# Yunnan, China Towers



## JWW427 (Apr 26, 2021)

This is a beautiful video of old world technology in China.
The Feng Shui harmony can be felt even via video!
To me, this area is an earth energy site perhaps. Very sacred, and a snapshot of earlier and perhaps more advanced cultures.
Some have said that we cannot currently use these sites effectively because our aura vibration is too low. 
I hope that changes for future generations.




> Note: This OP was recovered from the Sh.org archive.

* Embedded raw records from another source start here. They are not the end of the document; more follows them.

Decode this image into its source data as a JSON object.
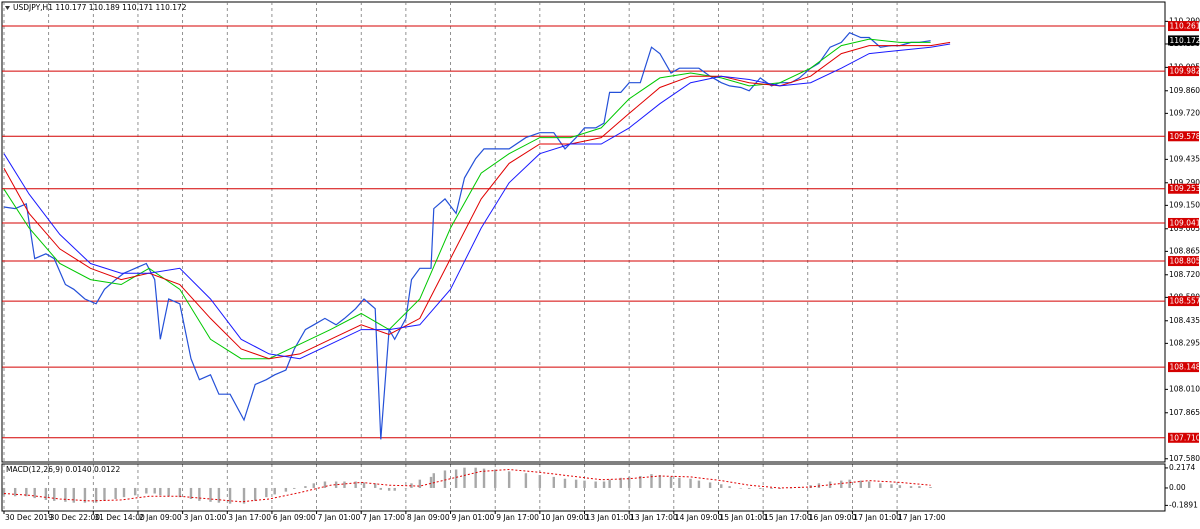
{
  "chart_data": [
    {
      "type": "line",
      "title": "USDJPY,H1  110.177 110.189 110.171 110.172",
      "xlim": [
        0,
        416
      ],
      "ylim": [
        107.56,
        110.41
      ],
      "grid": "vertical",
      "xticks": [
        {
          "value": 0,
          "label": "30 Dec 2019"
        },
        {
          "value": 16,
          "label": "30 Dec 22:00"
        },
        {
          "value": 32,
          "label": "31 Dec 14:00"
        },
        {
          "value": 48,
          "label": "2 Jan 09:00"
        },
        {
          "value": 64,
          "label": "3 Jan 01:00"
        },
        {
          "value": 80,
          "label": "3 Jan 17:00"
        },
        {
          "value": 96,
          "label": "6 Jan 09:00"
        },
        {
          "value": 112,
          "label": "7 Jan 01:00"
        },
        {
          "value": 128,
          "label": "7 Jan 17:00"
        },
        {
          "value": 144,
          "label": "8 Jan 09:00"
        },
        {
          "value": 160,
          "label": "9 Jan 01:00"
        },
        {
          "value": 176,
          "label": "9 Jan 17:00"
        },
        {
          "value": 192,
          "label": "10 Jan 09:00"
        },
        {
          "value": 208,
          "label": "13 Jan 01:00"
        },
        {
          "value": 224,
          "label": "13 Jan 17:00"
        },
        {
          "value": 240,
          "label": "14 Jan 09:00"
        },
        {
          "value": 256,
          "label": "15 Jan 01:00"
        },
        {
          "value": 272,
          "label": "15 Jan 17:00"
        },
        {
          "value": 288,
          "label": "16 Jan 09:00"
        },
        {
          "value": 304,
          "label": "17 Jan 01:00"
        },
        {
          "value": 320,
          "label": "17 Jan 17:00"
        }
      ],
      "yticks": [
        {
          "value": 107.58,
          "label": "107.580"
        },
        107.865,
        {
          "value": 108.01,
          "label": "108.010"
        },
        108.295,
        108.435,
        {
          "value": 108.58,
          "label": "108.580"
        },
        {
          "value": 108.72,
          "label": "108.720"
        },
        108.865,
        109.005,
        {
          "value": 109.15,
          "label": "109.150"
        },
        {
          "value": 109.29,
          "label": "109.290"
        },
        109.435,
        {
          "value": 109.72,
          "label": "109.720"
        },
        {
          "value": 109.86,
          "label": "109.860"
        },
        110.005,
        {
          "value": 110.15,
          "label": "110.150"
        },
        {
          "value": 110.29,
          "label": "110.290"
        }
      ],
      "hlines_color": "#d40000",
      "hlines": [
        110.261,
        109.982,
        109.578,
        109.253,
        109.041,
        108.805,
        108.557,
        108.148,
        {
          "value": 107.71,
          "label": "107.710"
        }
      ],
      "last": 110.172,
      "series": [
        {
          "name": "USDJPY",
          "color": "#2450d8",
          "width": 1.2,
          "x": [
            0,
            4,
            8,
            11,
            15,
            18,
            22,
            25,
            29,
            33,
            36,
            40,
            43,
            47,
            51,
            54,
            56,
            59,
            63,
            67,
            70,
            74,
            77,
            81,
            86,
            90,
            94,
            97,
            101,
            104,
            108,
            111,
            115,
            119,
            122,
            126,
            129,
            133,
            135,
            138,
            140,
            144,
            146,
            149,
            153,
            154,
            158,
            162,
            165,
            169,
            172,
            176,
            181,
            187,
            192,
            197,
            201,
            205,
            208,
            212,
            215,
            217,
            221,
            224,
            228,
            232,
            235,
            239,
            242,
            246,
            249,
            253,
            257,
            260,
            264,
            267,
            271,
            275,
            278,
            282,
            285,
            289,
            292,
            296,
            300,
            303,
            307,
            310,
            314,
            318,
            321,
            325,
            328,
            332
          ],
          "values": [
            109.14,
            109.13,
            109.16,
            108.82,
            108.85,
            108.82,
            108.66,
            108.63,
            108.57,
            108.54,
            108.63,
            108.69,
            108.73,
            108.76,
            108.79,
            108.69,
            108.32,
            108.57,
            108.54,
            108.2,
            108.07,
            108.1,
            107.98,
            107.98,
            107.82,
            108.04,
            108.07,
            108.1,
            108.13,
            108.26,
            108.38,
            108.41,
            108.45,
            108.41,
            108.45,
            108.51,
            108.57,
            108.51,
            107.7,
            108.38,
            108.32,
            108.45,
            108.69,
            108.76,
            108.76,
            109.13,
            109.19,
            109.1,
            109.32,
            109.44,
            109.5,
            109.5,
            109.5,
            109.57,
            109.6,
            109.6,
            109.5,
            109.57,
            109.63,
            109.63,
            109.66,
            109.85,
            109.85,
            109.91,
            109.91,
            110.13,
            110.09,
            109.97,
            110.0,
            110.0,
            110.0,
            109.95,
            109.91,
            109.89,
            109.88,
            109.86,
            109.94,
            109.89,
            109.91,
            109.91,
            109.94,
            110.0,
            110.03,
            110.13,
            110.16,
            110.22,
            110.19,
            110.19,
            110.13,
            110.14,
            110.14,
            110.16,
            110.16,
            110.17
          ]
        },
        {
          "color": "#00c800",
          "width": 1,
          "x": [
            0,
            9,
            20,
            31,
            42,
            52,
            63,
            74,
            85,
            95,
            106,
            117,
            128,
            138,
            149,
            160,
            171,
            181,
            192,
            203,
            214,
            224,
            235,
            246,
            257,
            267,
            278,
            289,
            300,
            310,
            321,
            332,
            339
          ],
          "values": [
            109.25,
            109.01,
            108.79,
            108.69,
            108.66,
            108.76,
            108.63,
            108.32,
            108.2,
            108.2,
            108.29,
            108.38,
            108.48,
            108.38,
            108.57,
            109.01,
            109.35,
            109.47,
            109.57,
            109.57,
            109.63,
            109.81,
            109.94,
            109.97,
            109.94,
            109.89,
            109.91,
            110.0,
            110.14,
            110.18,
            110.16,
            110.16,
            null
          ]
        },
        {
          "color": "#e00000",
          "width": 1,
          "x": [
            0,
            9,
            20,
            31,
            42,
            52,
            63,
            74,
            85,
            95,
            106,
            117,
            128,
            138,
            149,
            160,
            171,
            181,
            192,
            203,
            214,
            224,
            235,
            246,
            257,
            267,
            278,
            289,
            300,
            310,
            321,
            332,
            339
          ],
          "values": [
            109.38,
            109.1,
            108.88,
            108.76,
            108.69,
            108.73,
            108.66,
            108.45,
            108.26,
            108.2,
            108.23,
            108.32,
            108.41,
            108.35,
            108.45,
            108.82,
            109.19,
            109.41,
            109.53,
            109.53,
            109.57,
            109.72,
            109.88,
            109.95,
            109.95,
            109.91,
            109.89,
            109.95,
            110.09,
            110.14,
            110.14,
            110.14,
            110.16
          ]
        },
        {
          "color": "#1a1aff",
          "width": 1,
          "x": [
            0,
            9,
            20,
            31,
            42,
            52,
            63,
            74,
            85,
            95,
            106,
            117,
            128,
            138,
            149,
            160,
            171,
            181,
            192,
            203,
            214,
            224,
            235,
            246,
            257,
            267,
            278,
            289,
            300,
            310,
            321,
            332,
            339
          ],
          "values": [
            109.47,
            109.22,
            108.97,
            108.79,
            108.73,
            108.73,
            108.76,
            108.57,
            108.32,
            108.23,
            108.2,
            108.29,
            108.38,
            108.38,
            108.41,
            108.63,
            109.01,
            109.29,
            109.47,
            109.53,
            109.53,
            109.63,
            109.78,
            109.91,
            109.95,
            109.93,
            109.89,
            109.91,
            110.0,
            110.09,
            110.11,
            110.13,
            110.15
          ]
        }
      ]
    },
    {
      "type": "bar",
      "title": "MACD(12,26,9) 0.0140 0.0122",
      "xlim": [
        0,
        416
      ],
      "ylim": [
        -0.25,
        0.26
      ],
      "yticks": [
        0.2174,
        {
          "value": 0,
          "label": "0.00"
        },
        -0.1891
      ],
      "series": [
        {
          "type": "bar",
          "color": "#a8a8a8",
          "x": [
            0,
            4,
            8,
            11,
            15,
            18,
            22,
            25,
            29,
            33,
            36,
            40,
            43,
            47,
            51,
            54,
            56,
            59,
            63,
            67,
            70,
            74,
            77,
            81,
            86,
            90,
            94,
            97,
            101,
            104,
            108,
            111,
            115,
            119,
            122,
            126,
            129,
            133,
            135,
            138,
            140,
            144,
            146,
            149,
            153,
            154,
            158,
            162,
            165,
            169,
            172,
            176,
            181,
            187,
            192,
            197,
            201,
            205,
            208,
            212,
            215,
            217,
            221,
            224,
            228,
            232,
            235,
            239,
            242,
            246,
            249,
            253,
            257,
            260,
            264,
            267,
            271,
            275,
            278,
            282,
            285,
            289,
            292,
            296,
            300,
            303,
            307,
            310,
            314,
            318,
            321,
            325,
            328,
            332
          ],
          "values": [
            -0.08,
            -0.09,
            -0.09,
            -0.11,
            -0.13,
            -0.14,
            -0.15,
            -0.16,
            -0.16,
            -0.16,
            -0.14,
            -0.12,
            -0.1,
            -0.08,
            -0.06,
            -0.06,
            -0.08,
            -0.09,
            -0.1,
            -0.12,
            -0.14,
            -0.15,
            -0.16,
            -0.17,
            -0.17,
            -0.14,
            -0.1,
            -0.07,
            -0.04,
            -0.01,
            0.02,
            0.05,
            0.07,
            0.07,
            0.07,
            0.07,
            0.06,
            0.05,
            -0.02,
            -0.03,
            -0.03,
            0.0,
            0.05,
            0.09,
            0.12,
            0.16,
            0.19,
            0.2,
            0.22,
            0.22,
            0.21,
            0.2,
            0.18,
            0.16,
            0.14,
            0.12,
            0.1,
            0.09,
            0.08,
            0.07,
            0.07,
            0.09,
            0.11,
            0.12,
            0.13,
            0.15,
            0.14,
            0.12,
            0.11,
            0.1,
            0.08,
            0.06,
            0.04,
            0.02,
            0.0,
            -0.01,
            -0.01,
            -0.01,
            -0.01,
            0.0,
            0.01,
            0.03,
            0.05,
            0.07,
            0.08,
            0.09,
            0.08,
            0.07,
            0.05,
            0.04,
            0.03,
            0.02,
            0.02,
            0.01
          ]
        },
        {
          "type": "line",
          "color": "#e00000",
          "dash": "2,2",
          "width": 1,
          "x": [
            0,
            9,
            20,
            31,
            42,
            52,
            63,
            74,
            85,
            95,
            106,
            117,
            128,
            138,
            149,
            160,
            171,
            181,
            192,
            203,
            214,
            224,
            235,
            246,
            257,
            267,
            278,
            289,
            300,
            310,
            321,
            332,
            339
          ],
          "values": [
            -0.06,
            -0.08,
            -0.12,
            -0.14,
            -0.13,
            -0.09,
            -0.09,
            -0.12,
            -0.15,
            -0.12,
            -0.05,
            0.03,
            0.06,
            0.03,
            0.02,
            0.1,
            0.18,
            0.2,
            0.17,
            0.13,
            0.09,
            0.1,
            0.13,
            0.12,
            0.08,
            0.03,
            0.0,
            0.01,
            0.05,
            0.08,
            0.06,
            0.03,
            null
          ]
        }
      ]
    }
  ]
}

> Note: Archived Sh.org replies to this OP are included in this thread.


----------



## Archive (Apr 26, 2021)

> Note: This post was recovered from the Sh.org archive.Username: WeeWarriorDate: 2020-08-13 00:29:34Reaction Score: 0




JWW427 said:


> This is a beautiful video of old world technology in China.
> The Feng Shui harmony can be felt even via video!
> To me, this area is an earth energy site perhaps. Very sacred, and a snapshot of earlier and perhaps more advanced cultures.
> Some have said that we cannot currently use these sites effectively because our aura vibration is too low.
> I hope that changes for future generations.


Nice to see Milosh's work getting some love on SH! I watch all of his stuff and often wonder if he is asking the same questions we are, He has a talent for capturing scenes that reinforce my expanding theories about life, the universe and everything!

I agree, this temple complex just seems to exude some kind of soothing vibration. All those people dancing and making music seem to be personifying that energy.


----------



## Archive (Apr 26, 2021)

> Note: This post was recovered from the Sh.org archive.Username: jesuitDate: 2020-08-13 01:01:19Reaction Score: 0


I believe those are Nestorian Christian Pagoda's. They were built when Christianity (from Church of the East, not affiliated with the Papacy) was flourishing in China. I could totally see the top of those structures lighting up in some way


----------